Subscribe to the Non-Human & AI Identity Journal

What should organisations measure to detect drift in agent behaviour?

Organisations should measure whether the agent’s actions still match the user’s goal, the intended workflow, and the normal pattern for that agent or role. Changes in action sequence, tool use, or side effects are stronger governance signals than prompt content alone. That is how behavioural drift becomes visible.

Why This Matters for Security Teams

Behavioural drift in an agent is not a cosmetic issue. It is usually the first sign that the agent is no longer acting within the intended operational envelope, even if the prompt still looks normal. For security teams, the risk is that an autonomous system can change tool usage, sequence steps differently, or produce broader side effects without a corresponding policy change. That makes drift a governance problem, not just a model-quality problem.

Current guidance suggests measuring the output of the agent as an operating pattern, not only its text. That means comparing what it does against the intended workflow, the expected tool chain, and the scope of action approved for that role. This is consistent with the direction of the OWASP Agentic AI Top 10 and NHI governance work from Ultimate Guide to NHIs, which both emphasise visibility into how non-human actors actually behave over time.

NHI Mgmt Group notes that only 5.7% of organisations have full visibility into their service accounts, which is a useful warning sign for agent oversight as well, because drift is hard to detect when the baseline is incomplete. In practice, many security teams encounter harmful agent drift only after a tool chain has already expanded, rather than through intentional monitoring of behaviour.

How It Works in Practice

Drift detection works best when organisations define a behavioural baseline for each agent, then measure deviation from that baseline at runtime. The baseline should describe the approved task, the expected sequence of actions, the normal tool set, the frequency of human escalation, and the typical side effects. For agentic systems, this is more useful than inspecting prompt text alone, because the same prompt can lead to very different outcomes depending on context, retrieved data, tool availability, or prior memory.

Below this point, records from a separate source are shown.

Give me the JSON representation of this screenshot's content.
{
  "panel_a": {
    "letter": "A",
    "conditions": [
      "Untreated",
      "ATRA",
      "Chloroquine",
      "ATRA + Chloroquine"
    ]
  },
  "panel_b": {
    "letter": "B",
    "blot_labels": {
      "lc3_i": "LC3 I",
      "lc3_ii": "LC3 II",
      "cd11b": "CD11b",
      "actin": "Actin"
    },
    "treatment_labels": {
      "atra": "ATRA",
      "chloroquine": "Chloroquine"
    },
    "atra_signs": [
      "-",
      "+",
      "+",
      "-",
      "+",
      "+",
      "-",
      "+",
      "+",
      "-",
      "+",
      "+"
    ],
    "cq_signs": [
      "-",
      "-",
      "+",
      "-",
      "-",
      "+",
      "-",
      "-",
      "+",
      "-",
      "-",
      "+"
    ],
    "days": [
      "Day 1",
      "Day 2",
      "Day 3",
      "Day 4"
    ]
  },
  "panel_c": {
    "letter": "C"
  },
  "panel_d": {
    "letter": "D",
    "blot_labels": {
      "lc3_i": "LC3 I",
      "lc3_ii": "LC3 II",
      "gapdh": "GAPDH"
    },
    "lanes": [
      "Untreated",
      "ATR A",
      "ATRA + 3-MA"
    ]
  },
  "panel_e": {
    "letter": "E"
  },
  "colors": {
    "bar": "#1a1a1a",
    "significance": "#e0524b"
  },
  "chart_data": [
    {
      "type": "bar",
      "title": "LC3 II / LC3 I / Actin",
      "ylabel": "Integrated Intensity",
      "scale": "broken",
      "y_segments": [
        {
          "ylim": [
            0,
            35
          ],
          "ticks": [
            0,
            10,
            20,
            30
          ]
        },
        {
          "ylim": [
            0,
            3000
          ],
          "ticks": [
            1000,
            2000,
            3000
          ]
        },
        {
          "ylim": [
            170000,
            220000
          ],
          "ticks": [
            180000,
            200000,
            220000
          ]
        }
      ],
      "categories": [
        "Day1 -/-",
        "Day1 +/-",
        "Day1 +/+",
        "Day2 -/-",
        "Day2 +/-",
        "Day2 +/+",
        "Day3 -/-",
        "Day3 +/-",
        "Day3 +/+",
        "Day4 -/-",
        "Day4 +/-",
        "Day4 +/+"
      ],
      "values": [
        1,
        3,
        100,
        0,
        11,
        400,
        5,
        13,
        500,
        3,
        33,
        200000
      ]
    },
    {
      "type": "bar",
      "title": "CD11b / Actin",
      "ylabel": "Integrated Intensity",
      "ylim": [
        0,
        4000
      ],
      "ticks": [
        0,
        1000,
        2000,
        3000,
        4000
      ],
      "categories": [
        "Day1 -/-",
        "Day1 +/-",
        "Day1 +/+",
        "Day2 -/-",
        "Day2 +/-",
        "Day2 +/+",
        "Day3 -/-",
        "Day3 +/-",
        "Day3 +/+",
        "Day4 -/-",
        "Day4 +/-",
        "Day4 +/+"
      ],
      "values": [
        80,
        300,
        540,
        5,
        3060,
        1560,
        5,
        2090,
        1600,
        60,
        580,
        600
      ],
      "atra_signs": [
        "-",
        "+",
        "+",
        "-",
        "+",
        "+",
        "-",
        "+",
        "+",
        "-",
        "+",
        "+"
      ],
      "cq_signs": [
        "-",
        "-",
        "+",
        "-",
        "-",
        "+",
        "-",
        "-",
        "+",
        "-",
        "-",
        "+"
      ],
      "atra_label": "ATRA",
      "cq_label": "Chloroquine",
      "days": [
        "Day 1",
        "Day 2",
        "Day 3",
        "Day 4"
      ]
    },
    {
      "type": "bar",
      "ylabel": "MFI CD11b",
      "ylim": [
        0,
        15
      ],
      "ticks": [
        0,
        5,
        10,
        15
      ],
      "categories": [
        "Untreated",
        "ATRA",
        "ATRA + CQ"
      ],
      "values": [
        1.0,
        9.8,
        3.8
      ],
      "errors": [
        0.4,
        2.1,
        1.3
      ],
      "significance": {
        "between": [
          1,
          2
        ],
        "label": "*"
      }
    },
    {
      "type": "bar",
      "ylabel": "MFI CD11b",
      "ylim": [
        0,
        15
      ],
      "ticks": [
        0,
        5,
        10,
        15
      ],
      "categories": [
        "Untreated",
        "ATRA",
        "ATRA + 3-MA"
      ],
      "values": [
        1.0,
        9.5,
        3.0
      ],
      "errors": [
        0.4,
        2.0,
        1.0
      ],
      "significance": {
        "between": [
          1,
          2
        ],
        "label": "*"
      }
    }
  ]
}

Security teams should instrument several signals together:

  • Action sequence drift, such as the agent calling tools in a new order or skipping expected checkpoints.
  • Tool-use drift, such as access to APIs, repositories, or admin functions outside the usual pattern.
  • Scope drift, such as wider data reads, more records touched, or longer execution chains.
  • Side-effect drift, such as unexpected tickets, messages, commits, or configuration changes.
  • Authority drift, such as the agent requesting or using privileges it rarely needs.

This approach aligns with the runtime evaluation model described in the NIST AI Risk Management Framework, where ongoing measurement and governance matter as much as initial design. It also fits the NHI lifecycle view in NHI Lifecycle Management Guide, because the identity must remain observable across its full operational life. Practical teams usually compare current behaviour against a per-agent or per-role baseline, then alert when deviations exceed a tolerance threshold that has been approved by the business owner and security function.

That baseline should be versioned. If the workflow changes, the benchmark must change too, otherwise healthy operational evolution will look like attack activity. These controls tend to break down in highly dynamic environments such as broad tool marketplaces or open-ended copilots because the agent’s legitimate action space expands faster than the monitoring model can be updated.

Common Variations and Edge Cases

Tighter behavioural measurement often increases operational overhead, requiring organisations to balance detection depth against alert fatigue and engineering cost. That tradeoff is real, especially where agents support multiple business functions or where tool access is frequently reconfigured. Best practice is evolving, but there is no universal standard for this yet, so teams should start with the highest-risk workflows first.

One common edge case is when an agent behaves differently because the task itself is legitimately variable. In that situation, measuring only exact sequence matches creates false positives. A better method is to score deviation by intent, data scope, and consequence. Another edge case is multi-agent systems, where one agent’s output becomes another agent’s input. Drift can then propagate through the chain, so monitoring should cover both the local action and the downstream effect. The patterns seen in AI LLM hijack breach and the OWASP NHI Top 10 show why behavioural visibility matters when autonomous systems can chain decisions faster than humans can review them.

For high-assurance environments, the drift signal should be paired with policy enforcement, not treated as a standalone detector. When the agent’s behaviour moves outside the approved envelope, the safest response is to reduce privilege, pause execution, or require explicit re-approval. Organisations that treat drift as a post-incident reporting metric usually discover the problem only after the agent has already crossed a trust boundary.

Standards & Framework Alignment

This section maps relevant standards and security frameworks to the operational risks and controls described in this guidance.

OWASP Agentic AI Top 10 and CSA MAESTRO address the attack and risk surface, while NIST AI RMF set the governance and control requirements practitioners need to meet.

Framework Control / Reference Relevance
OWASP Agentic AI Top 10 A2 Measures whether agent actions diverge from intended behaviour and tool scope.
CSA MAESTRO GOV-2 Governance needs continuous observation of autonomous agent behaviour over time.
NIST AI RMF AI RMF supports ongoing measurement and monitoring of AI system behaviour.

Baseline agent workflows and alert on action, tool, or side-effect drift from approved patterns.